Unless it's a problem with the translation from the German, Barnstorff seems to intimate that the author's 'Love' is his own Genius, and that it might surface, through it all, every once in a while to be embraced; and is then allowed to be what it could be all the time, but for these chains, linked tormentingly together–much the same as the single linking of the solitary lines. But a glimpse will suffice.–That's not Barnstorff–it's just what I get from this:
"–Tired with all these, he would be gone, did not the desire, that his genius might live, make him cling to life."
I've always thought that left alone with his LINES and the successive action in the PLAY, Hamlet is Everyman–the one he speaks of in "What a piece of work…".

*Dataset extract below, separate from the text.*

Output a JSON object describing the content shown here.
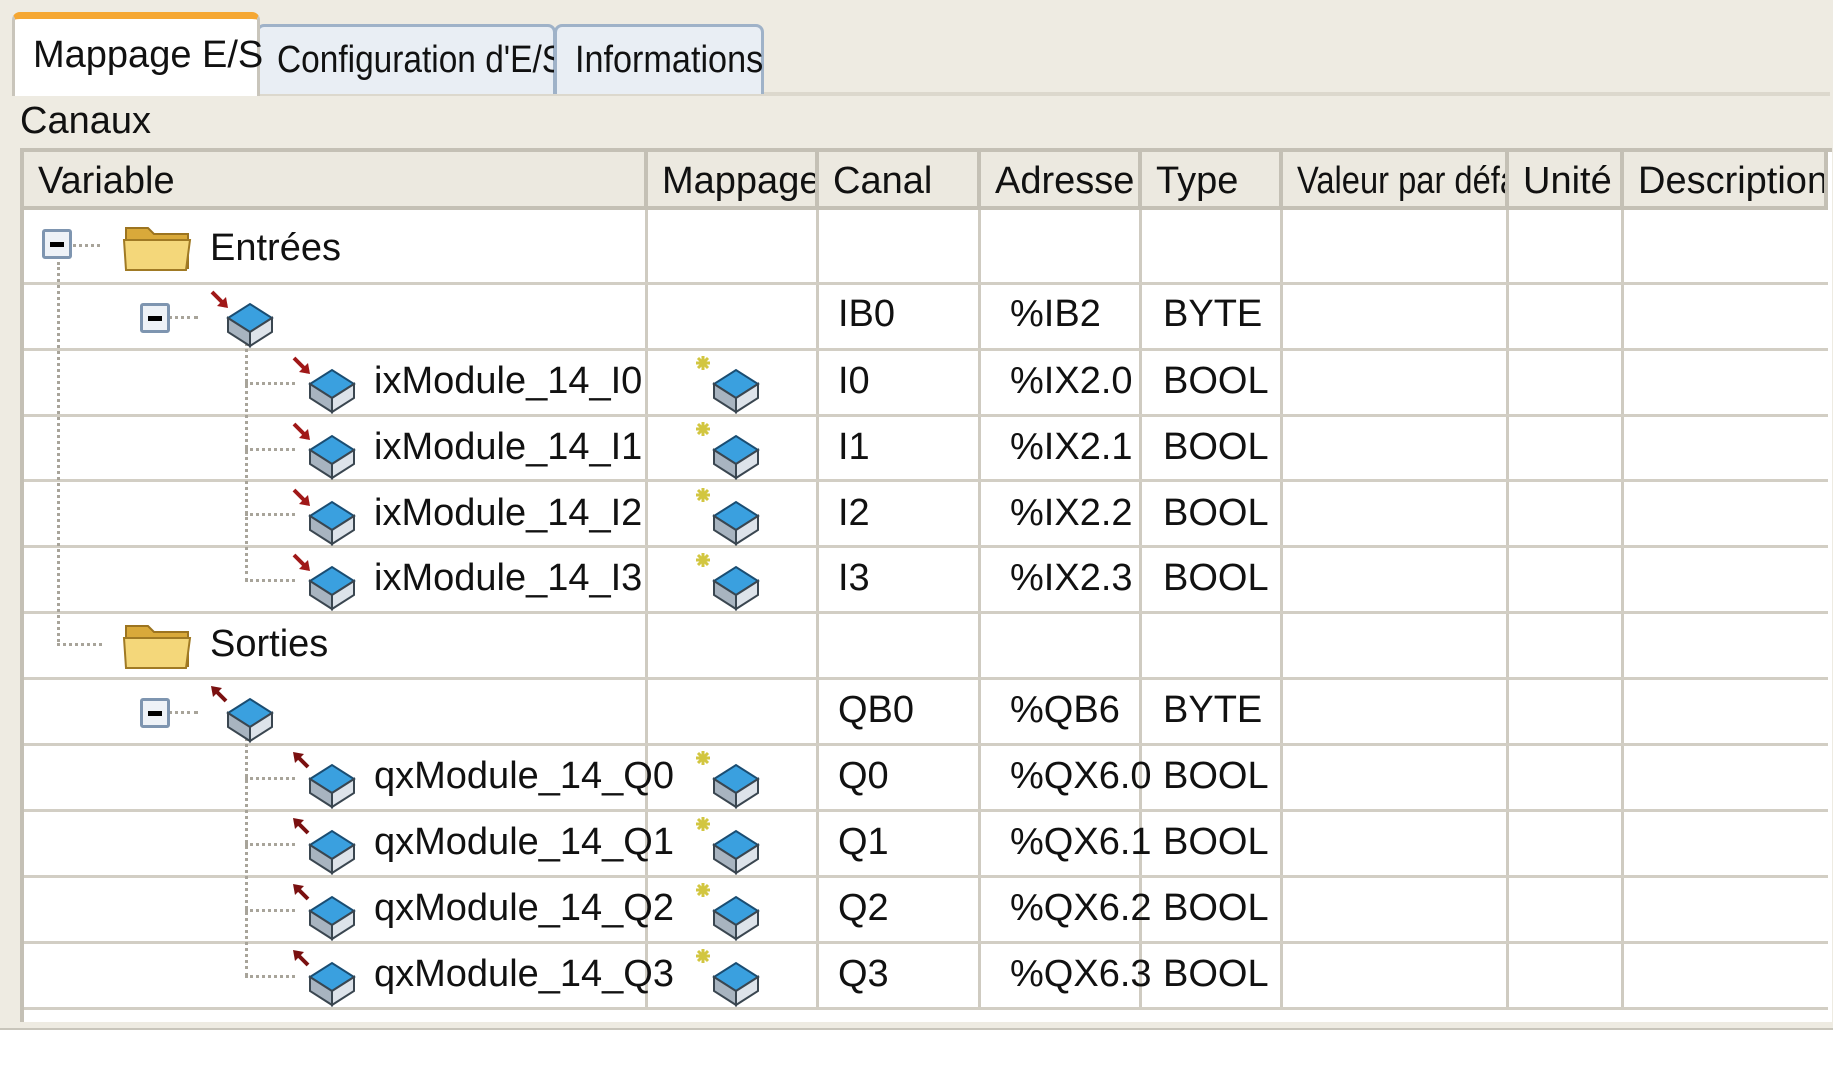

The coincidence between what you did with the analytical treatment and the Hamlet connection was striking to me–it may mean nothing to anyone else. Then again, maybe I "heaped a layer" (as it were) that nobody else would care to deal with.
That's very interesting. What I was reacting against in my commentary was the line of criticism that tries to date this sonnet by tying it psychologically to Hamlet. But your comments are a reminder that if this sonnet can be a commentary on everyman's view of the world's woes, so, too, could Hamlet (the character and the play). There is, as with much of Shakespeare, a universality to both of them.
I don't know about the chronological aspect and wasn't inferring anything in that regard. I'd already been here earlier and was reminded when I just happened upon the Barnstorff book while researching, for an entirely different reason,Hamlet!
Shakespeare leaves little unmentioned with that list in the sonnet. It seems as though the construction in itself is meant to weary the reader.